Does Conscience Have to be Free? A Multiple Crossroads of Religious, Political, and Diplomatic Arguments: 1868-1874
Abstract
This article will focus on the conundrum of building the political legitimacy while institutionalizing religious freedom which the newly established goisshin 御一新 government confronted. Liberation of "evil sects", which not only meant Christianity but also other religious sects such as fujufuse-ha of Nichiren school, was an issue which the Meiji state wanted to dodge. Western states demanded the lifting of the ban on Christianity but Japanese political leaders were vigilant against the idea. Reluctantly the Meiji state lifted the ban on Christianity in 1873 but they had started the institutionalization of Shinto as the state religion in advance. The government officials viewed that Christian faith and churches in Western countries were devised to prevent public mind from dissolution. They strived to establish an alternative version of religious authority in Japan instead of introducing the principle of conscientious freedom. However, on the other hand, a new generation of intellectuals raised the protection of the individual right of religious freedom as an urgent issue.

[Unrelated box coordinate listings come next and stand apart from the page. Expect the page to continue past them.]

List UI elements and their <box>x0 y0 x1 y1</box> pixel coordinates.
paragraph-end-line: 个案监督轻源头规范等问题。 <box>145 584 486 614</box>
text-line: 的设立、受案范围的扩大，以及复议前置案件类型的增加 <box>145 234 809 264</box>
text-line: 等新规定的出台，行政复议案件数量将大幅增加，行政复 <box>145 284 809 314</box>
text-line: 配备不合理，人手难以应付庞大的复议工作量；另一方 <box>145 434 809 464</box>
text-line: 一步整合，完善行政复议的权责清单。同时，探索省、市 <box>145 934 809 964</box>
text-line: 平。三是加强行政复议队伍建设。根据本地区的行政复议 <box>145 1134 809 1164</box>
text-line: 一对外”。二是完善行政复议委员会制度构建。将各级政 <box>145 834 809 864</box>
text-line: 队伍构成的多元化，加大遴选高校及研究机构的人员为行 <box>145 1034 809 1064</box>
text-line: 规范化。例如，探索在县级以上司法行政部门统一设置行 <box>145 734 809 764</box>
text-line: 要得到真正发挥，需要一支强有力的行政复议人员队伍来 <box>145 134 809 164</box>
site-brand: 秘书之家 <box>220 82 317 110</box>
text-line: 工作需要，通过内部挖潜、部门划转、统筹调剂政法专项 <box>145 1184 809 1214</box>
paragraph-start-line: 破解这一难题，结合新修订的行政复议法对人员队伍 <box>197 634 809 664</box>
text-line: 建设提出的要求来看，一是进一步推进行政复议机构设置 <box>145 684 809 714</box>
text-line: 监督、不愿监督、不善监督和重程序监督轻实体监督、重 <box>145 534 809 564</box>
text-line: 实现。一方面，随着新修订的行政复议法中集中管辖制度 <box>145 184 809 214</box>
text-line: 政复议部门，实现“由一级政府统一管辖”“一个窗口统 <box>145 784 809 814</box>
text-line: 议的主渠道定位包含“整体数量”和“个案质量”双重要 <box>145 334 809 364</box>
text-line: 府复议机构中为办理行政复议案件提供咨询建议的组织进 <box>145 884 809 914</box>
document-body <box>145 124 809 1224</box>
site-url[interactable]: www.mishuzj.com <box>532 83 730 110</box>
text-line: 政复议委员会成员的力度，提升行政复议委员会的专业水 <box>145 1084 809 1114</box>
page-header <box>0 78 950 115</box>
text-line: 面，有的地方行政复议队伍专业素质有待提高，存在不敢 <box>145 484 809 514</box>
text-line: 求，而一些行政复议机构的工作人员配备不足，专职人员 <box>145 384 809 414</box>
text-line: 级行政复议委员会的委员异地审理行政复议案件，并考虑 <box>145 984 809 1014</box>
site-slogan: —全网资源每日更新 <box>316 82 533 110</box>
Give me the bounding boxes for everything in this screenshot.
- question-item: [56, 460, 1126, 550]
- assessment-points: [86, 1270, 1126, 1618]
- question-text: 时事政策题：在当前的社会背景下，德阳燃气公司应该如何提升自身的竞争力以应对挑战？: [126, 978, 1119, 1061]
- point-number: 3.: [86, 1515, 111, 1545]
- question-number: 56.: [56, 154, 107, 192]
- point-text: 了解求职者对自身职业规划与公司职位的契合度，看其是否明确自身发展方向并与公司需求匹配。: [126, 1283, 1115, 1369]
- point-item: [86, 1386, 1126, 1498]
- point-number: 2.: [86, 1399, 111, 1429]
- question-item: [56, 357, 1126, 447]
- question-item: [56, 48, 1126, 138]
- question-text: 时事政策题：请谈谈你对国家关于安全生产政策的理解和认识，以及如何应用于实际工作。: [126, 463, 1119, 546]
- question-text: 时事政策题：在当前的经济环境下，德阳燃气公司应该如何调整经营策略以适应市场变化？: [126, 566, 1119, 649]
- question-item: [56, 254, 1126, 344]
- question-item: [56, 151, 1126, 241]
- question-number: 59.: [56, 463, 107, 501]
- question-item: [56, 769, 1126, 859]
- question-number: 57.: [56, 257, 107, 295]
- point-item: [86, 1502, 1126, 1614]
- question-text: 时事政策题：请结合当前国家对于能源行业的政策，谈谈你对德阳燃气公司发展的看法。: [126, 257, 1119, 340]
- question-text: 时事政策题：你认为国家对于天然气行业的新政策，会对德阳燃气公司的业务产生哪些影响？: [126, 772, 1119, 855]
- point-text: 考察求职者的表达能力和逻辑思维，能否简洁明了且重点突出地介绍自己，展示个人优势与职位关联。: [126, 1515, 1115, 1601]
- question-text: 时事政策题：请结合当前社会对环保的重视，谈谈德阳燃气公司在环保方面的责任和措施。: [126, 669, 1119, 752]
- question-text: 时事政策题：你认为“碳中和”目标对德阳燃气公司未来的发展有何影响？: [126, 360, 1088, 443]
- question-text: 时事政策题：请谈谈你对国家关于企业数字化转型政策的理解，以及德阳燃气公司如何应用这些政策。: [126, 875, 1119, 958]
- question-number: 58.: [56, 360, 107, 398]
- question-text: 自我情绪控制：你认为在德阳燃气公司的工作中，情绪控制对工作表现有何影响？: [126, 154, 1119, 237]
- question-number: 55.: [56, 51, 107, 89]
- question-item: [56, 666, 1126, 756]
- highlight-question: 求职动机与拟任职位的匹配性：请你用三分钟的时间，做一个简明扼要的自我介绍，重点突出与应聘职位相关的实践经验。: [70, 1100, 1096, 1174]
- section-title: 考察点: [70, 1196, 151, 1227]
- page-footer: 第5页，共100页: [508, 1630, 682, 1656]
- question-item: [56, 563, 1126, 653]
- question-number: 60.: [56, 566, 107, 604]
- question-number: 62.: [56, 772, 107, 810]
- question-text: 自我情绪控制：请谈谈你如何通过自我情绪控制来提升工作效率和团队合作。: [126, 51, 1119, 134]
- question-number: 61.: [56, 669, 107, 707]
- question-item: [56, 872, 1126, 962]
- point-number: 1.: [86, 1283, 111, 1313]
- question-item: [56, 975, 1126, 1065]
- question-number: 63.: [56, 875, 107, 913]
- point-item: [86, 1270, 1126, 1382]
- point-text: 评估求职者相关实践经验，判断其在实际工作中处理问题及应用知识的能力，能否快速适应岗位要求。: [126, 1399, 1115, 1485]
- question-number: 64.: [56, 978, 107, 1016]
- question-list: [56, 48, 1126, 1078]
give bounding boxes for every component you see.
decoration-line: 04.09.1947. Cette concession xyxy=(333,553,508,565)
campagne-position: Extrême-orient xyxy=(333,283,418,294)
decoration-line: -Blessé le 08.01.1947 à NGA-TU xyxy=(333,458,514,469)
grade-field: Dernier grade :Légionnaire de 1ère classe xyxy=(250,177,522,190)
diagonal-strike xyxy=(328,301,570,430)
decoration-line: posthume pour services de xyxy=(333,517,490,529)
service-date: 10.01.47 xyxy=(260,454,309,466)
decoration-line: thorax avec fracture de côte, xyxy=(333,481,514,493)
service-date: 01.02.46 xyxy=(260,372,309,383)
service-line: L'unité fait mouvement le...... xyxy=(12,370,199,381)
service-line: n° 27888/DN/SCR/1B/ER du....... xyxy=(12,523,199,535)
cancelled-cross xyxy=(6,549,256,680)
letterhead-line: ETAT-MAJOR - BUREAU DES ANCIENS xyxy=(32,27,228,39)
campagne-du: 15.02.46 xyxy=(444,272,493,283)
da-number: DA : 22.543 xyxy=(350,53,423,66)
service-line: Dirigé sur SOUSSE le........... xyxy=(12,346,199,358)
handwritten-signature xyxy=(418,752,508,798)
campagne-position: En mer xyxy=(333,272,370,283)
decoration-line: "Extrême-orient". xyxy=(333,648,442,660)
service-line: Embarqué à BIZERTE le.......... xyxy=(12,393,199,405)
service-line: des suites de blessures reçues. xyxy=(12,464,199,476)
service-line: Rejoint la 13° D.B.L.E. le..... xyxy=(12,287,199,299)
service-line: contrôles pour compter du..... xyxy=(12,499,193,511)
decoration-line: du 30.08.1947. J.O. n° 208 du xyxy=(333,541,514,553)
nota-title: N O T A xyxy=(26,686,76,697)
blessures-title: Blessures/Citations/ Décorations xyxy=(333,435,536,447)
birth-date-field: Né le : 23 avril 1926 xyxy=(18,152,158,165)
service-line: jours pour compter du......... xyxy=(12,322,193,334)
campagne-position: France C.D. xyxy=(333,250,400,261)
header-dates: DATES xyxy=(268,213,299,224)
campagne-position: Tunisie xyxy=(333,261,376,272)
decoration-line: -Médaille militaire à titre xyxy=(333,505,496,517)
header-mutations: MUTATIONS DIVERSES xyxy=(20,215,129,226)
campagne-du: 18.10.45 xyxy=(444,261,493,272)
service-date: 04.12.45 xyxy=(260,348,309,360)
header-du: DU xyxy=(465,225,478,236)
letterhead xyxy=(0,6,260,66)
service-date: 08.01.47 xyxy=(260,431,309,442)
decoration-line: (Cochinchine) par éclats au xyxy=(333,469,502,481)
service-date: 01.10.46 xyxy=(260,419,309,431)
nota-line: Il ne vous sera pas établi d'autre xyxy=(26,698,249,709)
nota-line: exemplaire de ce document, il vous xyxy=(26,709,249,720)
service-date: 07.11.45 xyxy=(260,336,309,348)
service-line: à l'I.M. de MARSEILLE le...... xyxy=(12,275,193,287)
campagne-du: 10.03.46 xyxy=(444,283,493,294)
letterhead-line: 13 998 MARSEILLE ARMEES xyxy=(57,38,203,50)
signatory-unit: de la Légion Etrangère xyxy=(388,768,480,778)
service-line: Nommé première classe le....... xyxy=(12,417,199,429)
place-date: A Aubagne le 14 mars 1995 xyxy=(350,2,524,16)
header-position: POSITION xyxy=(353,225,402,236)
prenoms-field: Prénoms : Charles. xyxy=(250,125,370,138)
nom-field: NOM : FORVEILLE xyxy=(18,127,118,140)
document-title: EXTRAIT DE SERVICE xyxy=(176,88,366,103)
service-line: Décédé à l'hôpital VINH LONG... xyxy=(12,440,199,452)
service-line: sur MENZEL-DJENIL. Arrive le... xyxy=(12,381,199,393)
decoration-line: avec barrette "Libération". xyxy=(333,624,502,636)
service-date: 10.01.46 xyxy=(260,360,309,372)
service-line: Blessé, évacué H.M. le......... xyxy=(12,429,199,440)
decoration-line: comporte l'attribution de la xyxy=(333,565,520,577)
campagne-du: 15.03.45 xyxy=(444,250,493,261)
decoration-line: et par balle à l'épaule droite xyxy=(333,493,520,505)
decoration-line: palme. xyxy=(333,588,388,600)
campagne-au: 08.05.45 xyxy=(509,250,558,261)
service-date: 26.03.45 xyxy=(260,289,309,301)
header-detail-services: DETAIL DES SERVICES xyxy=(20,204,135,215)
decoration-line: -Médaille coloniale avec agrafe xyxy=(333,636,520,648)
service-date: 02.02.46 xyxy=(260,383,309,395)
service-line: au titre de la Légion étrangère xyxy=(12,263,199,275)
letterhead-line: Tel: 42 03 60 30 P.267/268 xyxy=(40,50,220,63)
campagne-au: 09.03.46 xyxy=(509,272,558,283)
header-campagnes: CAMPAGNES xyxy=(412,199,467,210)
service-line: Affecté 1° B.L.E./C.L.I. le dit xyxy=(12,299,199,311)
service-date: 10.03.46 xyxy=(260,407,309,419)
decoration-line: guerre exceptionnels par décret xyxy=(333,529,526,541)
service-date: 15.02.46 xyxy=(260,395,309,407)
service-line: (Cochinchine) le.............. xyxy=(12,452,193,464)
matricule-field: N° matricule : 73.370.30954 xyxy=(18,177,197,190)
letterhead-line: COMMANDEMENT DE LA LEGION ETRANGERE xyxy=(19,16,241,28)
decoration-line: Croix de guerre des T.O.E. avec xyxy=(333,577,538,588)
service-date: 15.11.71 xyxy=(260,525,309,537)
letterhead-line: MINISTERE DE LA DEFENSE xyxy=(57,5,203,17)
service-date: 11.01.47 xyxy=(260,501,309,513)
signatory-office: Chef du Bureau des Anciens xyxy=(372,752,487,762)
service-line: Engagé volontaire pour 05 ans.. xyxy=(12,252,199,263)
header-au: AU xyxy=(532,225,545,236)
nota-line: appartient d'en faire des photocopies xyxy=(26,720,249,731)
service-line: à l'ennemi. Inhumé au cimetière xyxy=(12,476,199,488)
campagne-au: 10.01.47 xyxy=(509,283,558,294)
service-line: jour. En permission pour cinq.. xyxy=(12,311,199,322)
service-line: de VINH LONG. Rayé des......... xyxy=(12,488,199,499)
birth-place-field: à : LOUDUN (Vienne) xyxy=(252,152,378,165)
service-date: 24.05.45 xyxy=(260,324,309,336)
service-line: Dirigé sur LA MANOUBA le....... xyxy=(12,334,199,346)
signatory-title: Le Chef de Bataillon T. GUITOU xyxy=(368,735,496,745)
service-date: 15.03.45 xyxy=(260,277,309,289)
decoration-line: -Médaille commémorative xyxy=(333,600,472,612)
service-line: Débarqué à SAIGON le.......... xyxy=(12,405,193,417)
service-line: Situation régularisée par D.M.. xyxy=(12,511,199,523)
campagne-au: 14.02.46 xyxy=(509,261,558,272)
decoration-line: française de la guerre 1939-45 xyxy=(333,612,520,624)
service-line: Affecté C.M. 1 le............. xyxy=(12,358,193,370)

I will analyze the diplomatic negotiations between the Western countries and the Meiji government officials, reports on the Western religious and educational systems in the Iwakura Mission records, voices of Buddhist and Shinto groups, and publications by leading intellectuals such as Nakamura Masao and Katō Hiroyuki so as to build a picture of how the concept of conscientious liberty was treated in such entangled contexts.